FF wrote: ------------ So what do I do?? What went wrong? Should I just consider this normal 'fireworks'? I have tried my best to be here while all these backslides are happening, I've done my best to remain pleasant, make H's breakfast every morning, get his lunch, make him snacks at night, say goodbye to him in the morning... ------------
Of course it is fireworks, but do you remember the part about fixing your stuff as it comes up?
Right now, you have changed the dynamics of the relationship. You have introduced energy into an otherwise steady-state system. That means the system is going to change by seeking out a new balance. This is all basic common sense, and completely to be expected.

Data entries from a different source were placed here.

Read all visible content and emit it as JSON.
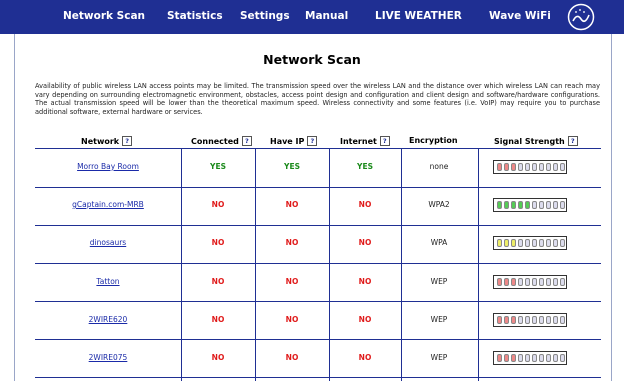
{
  "nav": {
    "items": [
      "Network Scan",
      "Statistics",
      "Settings",
      "Manual",
      "LIVE WEATHER",
      "Wave WiFi"
    ],
    "logo_icon": "wave-logo-icon"
  },
  "page": {
    "title": "Network Scan",
    "intro": "Availability of public wireless LAN access points may be limited. The transmission speed over the wireless LAN and the distance over which wireless LAN can reach may vary depending on surrounding electromagnetic environment, obstacles, access point design and configuration and client design and software/hardware configurations. The actual transmission speed will be lower than the theoretical maximum speed. Wireless connectivity and some features (i.e. VoIP) may require you to purchase additional software, external hardware or services."
  },
  "table": {
    "headers": [
      "Network",
      "Connected",
      "Have IP",
      "Internet",
      "Encryption",
      "Signal Strength"
    ],
    "help_label": "?",
    "rows": [
      {
        "network": "Morro Bay Room",
        "connected": "YES",
        "have_ip": "YES",
        "internet": "YES",
        "encryption": "none",
        "signal": 3,
        "signal_color": "red"
      },
      {
        "network": "gCaptain.com-MRB",
        "connected": "NO",
        "have_ip": "NO",
        "internet": "NO",
        "encryption": "WPA2",
        "signal": 5,
        "signal_color": "green"
      },
      {
        "network": "dinosaurs",
        "connected": "NO",
        "have_ip": "NO",
        "internet": "NO",
        "encryption": "WPA",
        "signal": 3,
        "signal_color": "yellow"
      },
      {
        "network": "Tatton",
        "connected": "NO",
        "have_ip": "NO",
        "internet": "NO",
        "encryption": "WEP",
        "signal": 3,
        "signal_color": "red"
      },
      {
        "network": "2WIRE620",
        "connected": "NO",
        "have_ip": "NO",
        "internet": "NO",
        "encryption": "WEP",
        "signal": 3,
        "signal_color": "red"
      },
      {
        "network": "2WIRE075",
        "connected": "NO",
        "have_ip": "NO",
        "internet": "NO",
        "encryption": "WEP",
        "signal": 3,
        "signal_color": "red"
      }
    ]
  },
  "colors": {
    "nav_bg": "#1f2f93",
    "yes": "#1a8a1a",
    "no": "#e01b1b",
    "signal_red": "#e88",
    "signal_green": "#5c5",
    "signal_yellow": "#ee6",
    "signal_empty": "#dde"
  }
}
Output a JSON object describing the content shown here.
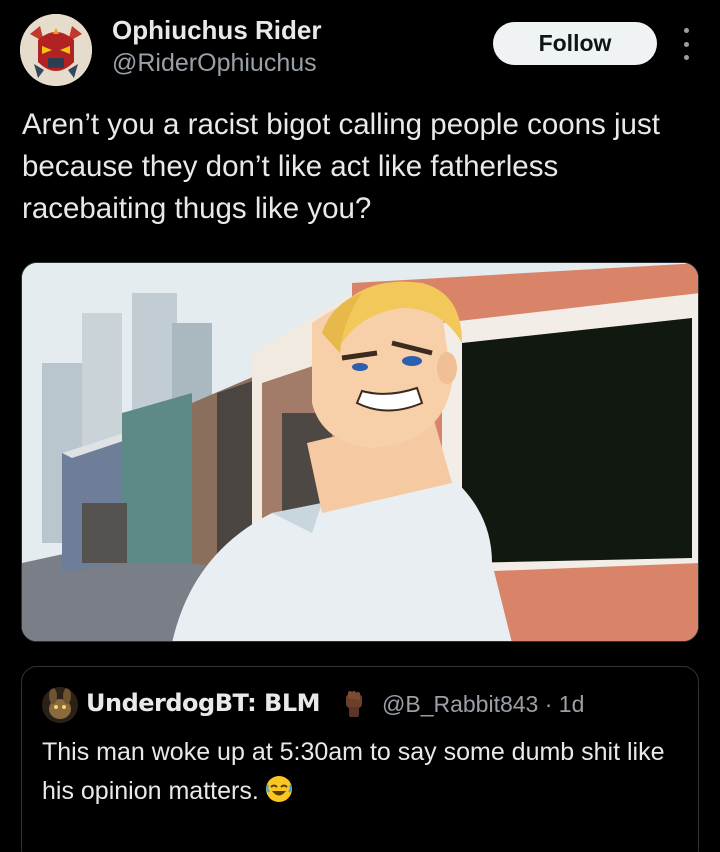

Back to respect for a minute. He is not acting out of respect by blaming you for all of his pain, ignorance, and lack of responsibility. It is also not his fault for yours. One of the easier aspects of respect to forget is 'personal responsibility'. HE is responsible for his actions, you for yours.
For a while, you might have to be a shining example of 'doing it right' for your husband. I know you are about out of energy, but you are the one here, so you get to go first.
You should be encouraged, even in the midst of the turmoil. Change is afoot! I am already beginning to like your husband a bit. I think he has some serious potential to be genuine 'good guy'. He just needs to be called up to the task.
I know this is hard, but try your best not to take the process so personally. Get plenty of rest. Start exercising. It will help a lot. Try your best to smile and exude love toward your husband, even if it makes him mad :-) He won't be able to resist for long.
-NOPkins-
I will ferret out an affair at any opportunity.
-An affair is the embodiment of entitlement, fueled by resentment and lack of respect. -An infidel will remain unreachable so long as their sense of entitlement exceeds their ability to reason.